控制臺輸出“First”，“Third”，然后是“Second”。

Libuv 和異步操作

很明顯，libuv 用于處理 Node.js 中的異步操作。對于像處理網(wǎng)絡(luò)請求這樣的異步操作，libuv 依賴于操作系統(tǒng)原生機制。對于沒有本地 OS 支持的異步讀取文件的操作，libuv 則依賴其線程池以確保主線程不被阻塞。然而，這也引發(fā)了一些問題。

• 當(dāng)一個異步任務(wù)在 libuv 中完成時，什么時候 Node 會在調(diào)用棧上運行相關(guān)聯(lián)的回調(diào)函數(shù)？
• Node 是否會等待調(diào)用棧為空后再運行回調(diào)函數(shù)？還是打斷正常執(zhí)行流來運行回調(diào)函數(shù)？
• 像 setTimeout 和 setInterval 這類延遲執(zhí)行回調(diào)函數(shù)的方法又是何時執(zhí)行回調(diào)函數(shù)呢？
• 如果 setTimeout 和 readFile 這類異步任務(wù)同時完成，Node 如何決定哪個回調(diào)函數(shù)先在調(diào)用棧上運行？其中一個會有更多的優(yōu)先級嗎？

所有這些問題都可以通過理解 libuv 核心部分——事件循環(huán)來得到答案。

What is the event loop?

Technically speaking, the event loop is just a C language program. But in Node.js, you can think of it as a design pattern for coordinating the execution of synchronous and asynchronous code.

Visualizing the event loop

The event loop is a loop that runs as long as your Node.js application is running. There are six different queues in each loop, each containing one or more callback functions that need to eventually be executed on the call stack.

• First, there is a timer queue (timer queue. Technically called min-heap), which saves the same number as setTimeout Callback functions related to setInterval.
• Secondly, there is an I/O queue (I/O queue), which contains callback functions related to all asynchronous methods, such as fs and http modules related methods provided.
• The third one is the check queue, which holds the callback function related to the setImmediate function, which is a Node-specific function.
• The fourth is the close queue (close queue), which saves the callback function associated with the asynchronous task closing event.

Finally, there are two different queues forming the microtask queue.

• nextTick queue stores the callback function associated with the process.nextTick function.
• The Promise queue stores the callback functions associated with local Promise in JavaScript.

It should be noted that timers, I/O, check and close queues all belong to libuv.
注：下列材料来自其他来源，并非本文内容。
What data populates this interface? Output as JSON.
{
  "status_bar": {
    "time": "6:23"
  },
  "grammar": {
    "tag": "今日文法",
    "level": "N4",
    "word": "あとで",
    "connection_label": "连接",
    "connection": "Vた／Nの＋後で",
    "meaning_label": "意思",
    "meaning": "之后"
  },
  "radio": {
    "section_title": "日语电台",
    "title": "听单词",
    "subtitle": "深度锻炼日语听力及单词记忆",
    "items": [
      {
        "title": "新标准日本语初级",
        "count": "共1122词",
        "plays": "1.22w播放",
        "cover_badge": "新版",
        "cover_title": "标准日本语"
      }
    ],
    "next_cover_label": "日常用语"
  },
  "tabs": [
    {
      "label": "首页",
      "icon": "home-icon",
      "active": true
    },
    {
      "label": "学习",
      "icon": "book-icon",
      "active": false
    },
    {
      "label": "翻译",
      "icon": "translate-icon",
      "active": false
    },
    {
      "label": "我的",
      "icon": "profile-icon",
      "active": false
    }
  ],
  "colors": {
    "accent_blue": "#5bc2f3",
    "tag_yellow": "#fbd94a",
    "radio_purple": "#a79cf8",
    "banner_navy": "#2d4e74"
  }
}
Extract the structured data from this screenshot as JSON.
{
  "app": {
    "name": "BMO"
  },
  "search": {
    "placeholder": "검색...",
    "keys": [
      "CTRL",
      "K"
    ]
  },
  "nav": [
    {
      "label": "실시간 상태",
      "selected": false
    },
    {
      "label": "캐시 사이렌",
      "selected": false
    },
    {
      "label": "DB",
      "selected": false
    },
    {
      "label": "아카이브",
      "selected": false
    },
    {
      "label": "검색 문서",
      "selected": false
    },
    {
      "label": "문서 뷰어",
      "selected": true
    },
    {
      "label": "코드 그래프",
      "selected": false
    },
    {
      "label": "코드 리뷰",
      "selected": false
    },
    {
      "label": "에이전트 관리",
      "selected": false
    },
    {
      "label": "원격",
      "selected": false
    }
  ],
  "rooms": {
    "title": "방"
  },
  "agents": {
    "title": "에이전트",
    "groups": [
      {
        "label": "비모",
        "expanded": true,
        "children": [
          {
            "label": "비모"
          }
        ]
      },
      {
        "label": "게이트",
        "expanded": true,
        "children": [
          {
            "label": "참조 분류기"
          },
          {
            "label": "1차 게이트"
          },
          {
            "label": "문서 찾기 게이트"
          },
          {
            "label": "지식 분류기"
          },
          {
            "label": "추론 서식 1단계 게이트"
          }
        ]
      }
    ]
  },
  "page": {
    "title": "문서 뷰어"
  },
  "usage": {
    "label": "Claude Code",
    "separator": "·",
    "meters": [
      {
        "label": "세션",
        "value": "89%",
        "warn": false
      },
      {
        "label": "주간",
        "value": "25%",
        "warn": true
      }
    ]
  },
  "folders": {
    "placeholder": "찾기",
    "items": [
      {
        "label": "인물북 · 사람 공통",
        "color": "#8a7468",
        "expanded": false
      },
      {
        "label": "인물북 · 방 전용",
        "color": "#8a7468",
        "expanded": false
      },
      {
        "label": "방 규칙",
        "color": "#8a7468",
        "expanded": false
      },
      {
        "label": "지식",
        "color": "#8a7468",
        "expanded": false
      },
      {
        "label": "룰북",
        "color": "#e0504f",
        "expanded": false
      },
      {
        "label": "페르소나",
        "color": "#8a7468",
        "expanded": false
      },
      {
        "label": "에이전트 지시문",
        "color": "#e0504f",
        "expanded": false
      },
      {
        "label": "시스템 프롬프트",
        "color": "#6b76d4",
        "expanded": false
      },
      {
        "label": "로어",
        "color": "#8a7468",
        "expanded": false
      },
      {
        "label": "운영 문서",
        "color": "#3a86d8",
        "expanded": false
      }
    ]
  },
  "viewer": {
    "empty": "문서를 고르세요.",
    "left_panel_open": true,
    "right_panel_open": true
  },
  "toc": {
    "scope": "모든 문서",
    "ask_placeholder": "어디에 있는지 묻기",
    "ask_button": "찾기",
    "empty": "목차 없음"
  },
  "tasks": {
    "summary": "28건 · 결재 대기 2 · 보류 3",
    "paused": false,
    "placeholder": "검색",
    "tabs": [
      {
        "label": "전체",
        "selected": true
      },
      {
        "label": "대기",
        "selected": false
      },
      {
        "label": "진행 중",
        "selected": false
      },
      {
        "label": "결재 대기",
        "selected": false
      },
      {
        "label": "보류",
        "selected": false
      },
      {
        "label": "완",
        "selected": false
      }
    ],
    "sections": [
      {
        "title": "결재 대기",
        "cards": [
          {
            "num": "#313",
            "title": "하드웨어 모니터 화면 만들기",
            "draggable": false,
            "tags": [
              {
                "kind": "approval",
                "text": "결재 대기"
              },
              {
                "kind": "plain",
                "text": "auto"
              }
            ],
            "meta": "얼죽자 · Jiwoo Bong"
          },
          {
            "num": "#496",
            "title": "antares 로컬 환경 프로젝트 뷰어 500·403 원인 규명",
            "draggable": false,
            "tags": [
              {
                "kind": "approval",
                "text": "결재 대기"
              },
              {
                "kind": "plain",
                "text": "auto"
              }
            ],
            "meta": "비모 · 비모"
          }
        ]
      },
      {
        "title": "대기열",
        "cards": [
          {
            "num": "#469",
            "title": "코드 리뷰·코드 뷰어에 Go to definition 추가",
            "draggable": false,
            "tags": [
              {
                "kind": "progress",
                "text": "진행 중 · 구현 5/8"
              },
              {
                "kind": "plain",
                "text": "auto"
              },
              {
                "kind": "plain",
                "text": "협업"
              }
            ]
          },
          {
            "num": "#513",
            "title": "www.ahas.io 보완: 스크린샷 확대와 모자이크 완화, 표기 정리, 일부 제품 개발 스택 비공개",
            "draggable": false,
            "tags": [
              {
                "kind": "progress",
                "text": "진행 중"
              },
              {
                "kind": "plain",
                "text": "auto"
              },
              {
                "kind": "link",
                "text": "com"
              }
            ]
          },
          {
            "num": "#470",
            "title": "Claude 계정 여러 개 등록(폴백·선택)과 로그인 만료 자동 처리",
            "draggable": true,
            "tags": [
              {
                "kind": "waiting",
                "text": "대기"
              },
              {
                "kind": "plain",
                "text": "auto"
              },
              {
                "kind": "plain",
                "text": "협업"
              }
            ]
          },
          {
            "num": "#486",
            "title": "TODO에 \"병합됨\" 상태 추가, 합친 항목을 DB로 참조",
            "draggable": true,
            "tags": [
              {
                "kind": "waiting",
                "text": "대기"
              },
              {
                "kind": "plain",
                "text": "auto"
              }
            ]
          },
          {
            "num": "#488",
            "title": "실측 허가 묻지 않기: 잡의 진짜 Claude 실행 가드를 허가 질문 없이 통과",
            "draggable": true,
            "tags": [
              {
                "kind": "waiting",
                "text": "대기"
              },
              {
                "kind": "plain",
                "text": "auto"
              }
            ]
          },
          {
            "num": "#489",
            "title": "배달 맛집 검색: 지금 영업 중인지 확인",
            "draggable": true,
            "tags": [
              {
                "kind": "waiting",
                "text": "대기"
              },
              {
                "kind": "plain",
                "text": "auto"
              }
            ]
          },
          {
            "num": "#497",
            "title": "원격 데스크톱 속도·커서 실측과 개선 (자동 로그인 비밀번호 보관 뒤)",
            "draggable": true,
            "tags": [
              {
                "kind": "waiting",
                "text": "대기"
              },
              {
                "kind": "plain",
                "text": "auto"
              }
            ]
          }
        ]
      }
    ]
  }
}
However, the two microtask queues do not belong to libuv. Nonetheless, they still play an important role in the Node runtime environment and play an important role in the order in which callbacks are executed. Having said that, let’s understand how the event loop works.

How does the event loop work?

The arrow in the picture is a hint, but it may not be easy to understand. Let me explain the queue priority order. The first thing to know is that all user-written synchronous JavaScript code takes precedence over asynchronous code. This means that the event loop only functions when the call stack is empty.

In the event loop, the order of execution follows certain rules. There are still some rules that need to be mastered. Let’s take a look at them one by one:

1. Execute all callback functions in the microtask queue. First the tasks in the nextTick queue, then the tasks in the Promise queue.
2. Execute all callback functions in the timer queue.
3. If there is a callback function in the microtask queue, all callback functions in the microtask queue will be executed after each callback function is executed in the timer queue. First the tasks in the nextTick queue, then the tasks in the Promise queue.
4. Execute all callback functions in the I/O queue.
5. If there are callback functions in the microtask queue, all callback functions in the microtask queue will be executed sequentially in the order of nextTick queue and then Promise queue.
6. Execute all callback functions in the check queue.
7. If there is a callback function in the microtask queue, all callback functions in the microtask queue will be executed after checking each callback in the queue. First the tasks in the nextTick queue, then the tasks in the Promise queue.
8. Execute all callback functions in the close queue.
9. At the end of the same loop, execute the microtask queue again. First the tasks in the nextTick queue, then the tasks in the Promise queue.

At this time, if there are more callbacks to be processed, the event loop runs again (Annotation: The event loop keeps running while the program is running, and there are currently no tasks to process. Next, it will be in a waiting state and will be executed as soon as there is a new task), and repeat the same steps. On the other hand, if all callbacks have been executed and there is no more code to process, the event loop exits.

This is what the libuv event loop does for executing asynchronous code in Node.js. With these rules in hand, we can revisit the questions we asked earlier.

When an asynchronous task completes in libuv, when will Node run the associated callback function on the call stack?

Answer: The callback function is only executed when the call stack is empty.

Will Node wait for the call stack to be empty before running the callback function? Or interrupt the normal execution flow to run the callback function?

Answer: Running the callback function will not interrupt the normal execution flow.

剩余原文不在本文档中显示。